On the negative side of the ledger was Dennis F. Kern of Alexandria.

"This is an idea so tacky that you had to like it!" he writes. "I wish militant nonsmokers (especially you) would kiss my butt goodbye. You want to stop a smoker? Fine. Promise not to foul up my comic pages with your opinion of it any more, and I'll quit . . . . "

Walker Merryman of Adelphi finds the slogan "mildly offensive" and "unlikely to be terribly effective in the long run."

"An Old Lady" (her phrase, not mine) voted no to the slogan because "we have a lot of visitors in Washington and a bunch of school kids (our own or visitors) could get awfully raucous and noisy with that."

Finally, Amy Wells of Fort Washington said this:

"Risque-ness has its place . . . .But to splash it on billboards, newspapers, bulletin boards and what-not is discarding our responsibility to lead the young. Rome fell but Washington must not."

Perhaps the most important vote of all belongs to Allen Anderson, executive director of the D.C. Lung Association. He says he's in love with the slogan. Anderson says he isn't sure when Kiss will arrive here. But he's "pretty sure" it won't be long.

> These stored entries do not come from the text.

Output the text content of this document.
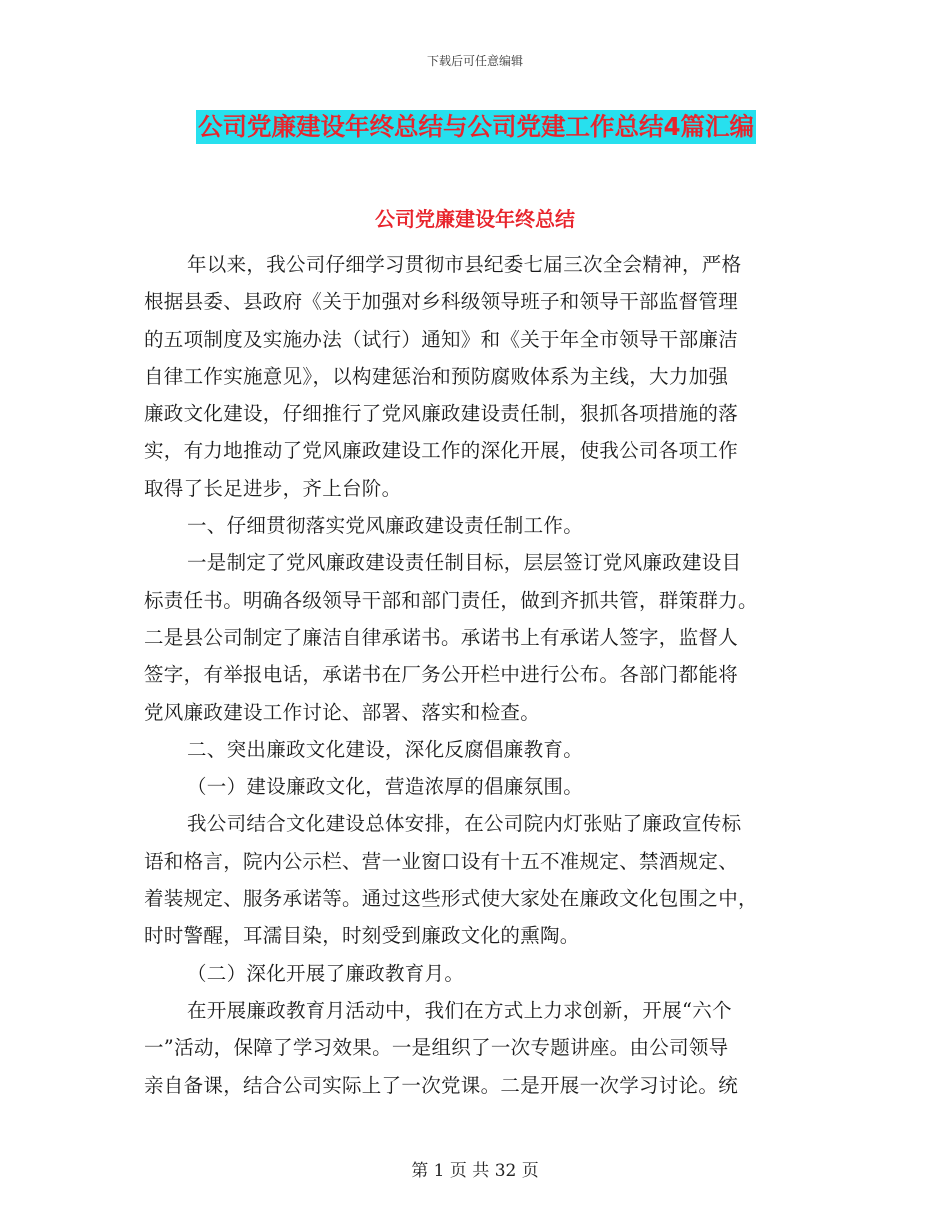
下载后可任意编辑
公司党廉建设年终总结与公司党建工作总结4篇汇编
公司党廉建设年终总结
年以来，我公司仔细学习贯彻市县纪委七届三次全会精神，严格
根据县委、县政府《关于加强对乡科级领导班子和领导干部监督管理
的五项制度及实施办法（试行）通知》和《关于年全市领导干部廉洁
自律工作实施意见》，以构建惩治和预防腐败体系为主线，大力加强
廉政文化建设，仔细推行了党风廉政建设责任制，狠抓各项措施的落
实，有力地推动了党风廉政建设工作的深化开展，使我公司各项工作
取得了长足进步，齐上台阶。
一、仔细贯彻落实党风廉政建设责任制工作。
一是制定了党风廉政建设责任制目标，层层签订党风廉政建设目
标责任书。明确各级领导干部和部门责任，做到齐抓共管，群策群力。
二是县公司制定了廉洁自律承诺书。承诺书上有承诺人签字，监督人
签字，有举报电话，承诺书在厂务公开栏中进行公布。各部门都能将
党风廉政建设工作讨论、部署、落实和检查。
二、突出廉政文化建设，深化反腐倡廉教育。
（一）建设廉政文化，营造浓厚的倡廉氛围。
我公司结合文化建设总体安排，在公司院内灯张贴了廉政宣传标
语和格言，院内公示栏、营一业窗口设有十五不准规定、禁酒规定、
着装规定、服务承诺等。通过这些形式使大家处在廉政文化包围之中，
时时警醒，耳濡目染，时刻受到廉政文化的熏陶。
（二）深化开展了廉政教育月。
在开展廉政教育月活动中，我们在方式上力求创新，开展“六个
一”活动，保障了学习效果。一是组织了一次专题讲座。由公司领导
亲自备课，结合公司实际上了一次党课。二是开展一次学习讨论。统
第 1 页 共 32 页
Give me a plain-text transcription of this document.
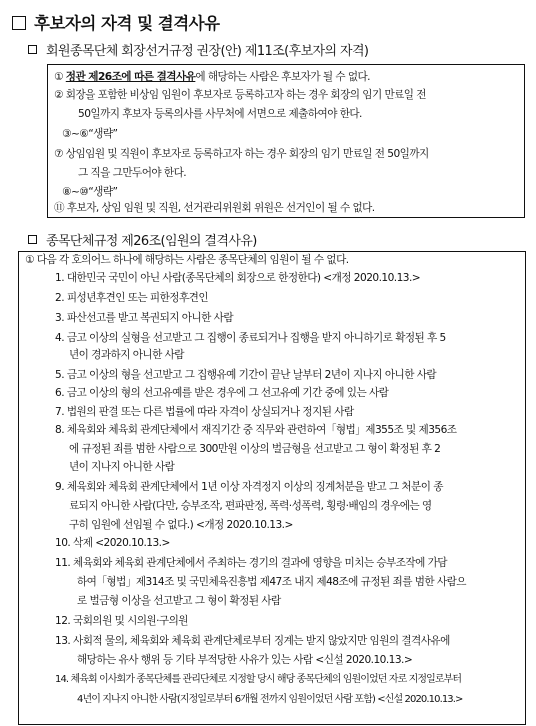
후보자의 자격 및 결격사유
회원종목단체 회장선거규정 권장(안) 제11조(후보자의 자격)
① 정관 제26조에 따른 결격사유에 해당하는 사람은 후보자가 될 수 없다.
② 회장을 포함한 비상임 임원이 후보자로 등록하고자 하는 경우 회장의 임기 만료일 전
50일까지 후보자 등록의사를 사무처에 서면으로 제출하여야 한다.
③~⑥“생략”
⑦ 상임임원 및 직원이 후보자로 등록하고자 하는 경우 회장의 임기 만료일 전 50일까지
그 직을 그만두어야 한다.
⑧~⑩“생략”
⑪ 후보자, 상임 임원 및 직원, 선거관리위원회 위원은 선거인이 될 수 없다.
종목단체규정 제26조(임원의 결격사유)
① 다음 각 호의어느 하나에 해당하는 사람은 종목단체의 임원이 될 수 없다.
1. 대한민국 국민이 아닌 사람(종목단체의 회장으로 한정한다) <개정 2020.10.13.>
2. 피성년후견인 또는 피한정후견인
3. 파산선고를 받고 복권되지 아니한 사람
4. 금고 이상의 실형을 선고받고 그 집행이 종료되거나 집행을 받지 아니하기로 확정된 후 5
년이 경과하지 아니한 사람
5. 금고 이상의 형을 선고받고 그 집행유예 기간이 끝난 날부터 2년이 지나지 아니한 사람
6. 금고 이상의 형의 선고유예를 받은 경우에 그 선고유예 기간 중에 있는 사람
7. 법원의 판결 또는 다른 법률에 따라 자격이 상실되거나 정지된 사람
8. 체육회와 체육회 관계단체에서 재직기간 중 직무와 관련하여「형법」제355조 및 제356조
에 규정된 죄를 범한 사람으로 300만원 이상의 벌금형을 선고받고 그 형이 확정된 후 2
년이 지나지 아니한 사람
9. 체육회와 체육회 관계단체에서 1년 이상 자격정지 이상의 징계처분을 받고 그 처분이 종
료되지 아니한 사람(다만, 승부조작, 편파판정, 폭력·성폭력, 횡령·배임의 경우에는 영
구히 임원에 선임될 수 없다.) <개정 2020.10.13.>
10. 삭제 <2020.10.13.>
11. 체육회와 체육회 관계단체에서 주최하는 경기의 결과에 영향을 미치는 승부조작에 가담
하여「형법」제314조 및 국민체육진흥법 제47조 내지 제48조에 규정된 죄를 범한 사람으
로 벌금형 이상을 선고받고 그 형이 확정된 사람
12. 국회의원 및 시의원·구의원
13. 사회적 물의, 체육회와 체육회 관계단체로부터 징계는 받지 않았지만 임원의 결격사유에
해당하는 유사 행위 등 기타 부적당한 사유가 있는 사람 <신설 2020.10.13.>
14. 체육회 이사회가 종목단체를 관리단체로 지정할 당시 해당 종목단체의 임원이었던 자로 지정일로부터
4년이 지나지 아니한 사람(지정일로부터 6개월 전까지 임원이었던 사람 포함) <신설 2020.10.13.>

Like so many of us, Ken Maloney of Greenbelt got to thinking the other day that if this is April, it will be soon be May. And if it'll soon be May, it'll soon be June. And if it'll soon be June, it isn't too early to start thinking about summer vacation.

But where to go this year? Well, thought Ken, surely the phone book(s) would tell him where to get general tourist info for the states along the East Coast.

So Ken's fingers began walking. But they got tired out before they discovered what he was looking for. As happens so often with Our Wonderful Directories, you have to know the exact name of an organization -- or the exact heading under which it appears in the Yellow Pages -- before you can find it.

Discouraged, Ken turned to me. And because I believe deeply in motherhood and apple pie (but above all in summer vacations), I have amassed the following list of numbers for general tourist information in the most frequently visited Eastern states:

MARYLAND: Call 301-269-3517 for maps, and 1-800-331-1750 for a travel kit.

VIRGINIA: 804-786-4484.

DELAWARE: 1-800-441-8846.

NEW JERSEY: Its Washington office, 638-0631.

PENNSYLVANIA: 1-800-VISIT PA.

NEW YORK: 1-800-CALL NYS.

NORTH CAROLINA: 1-800-847-4862.

FLORIDA: Call 1-800-FLA KEYS for information about Key West and thereabouts, 1-800-641-1111 for information about the Miami area, and 1-800-847-4867 for the rest of the state.

As for the other 42 states, Roz Faiola, a Rockville travel agent, has this excellent suggestion:

"I always call a congressman from the state I plan to visit and speak to his or her secretary. And they can never do enough. After all, they want to encourage travel in their state, so they end up sending me oodles of information."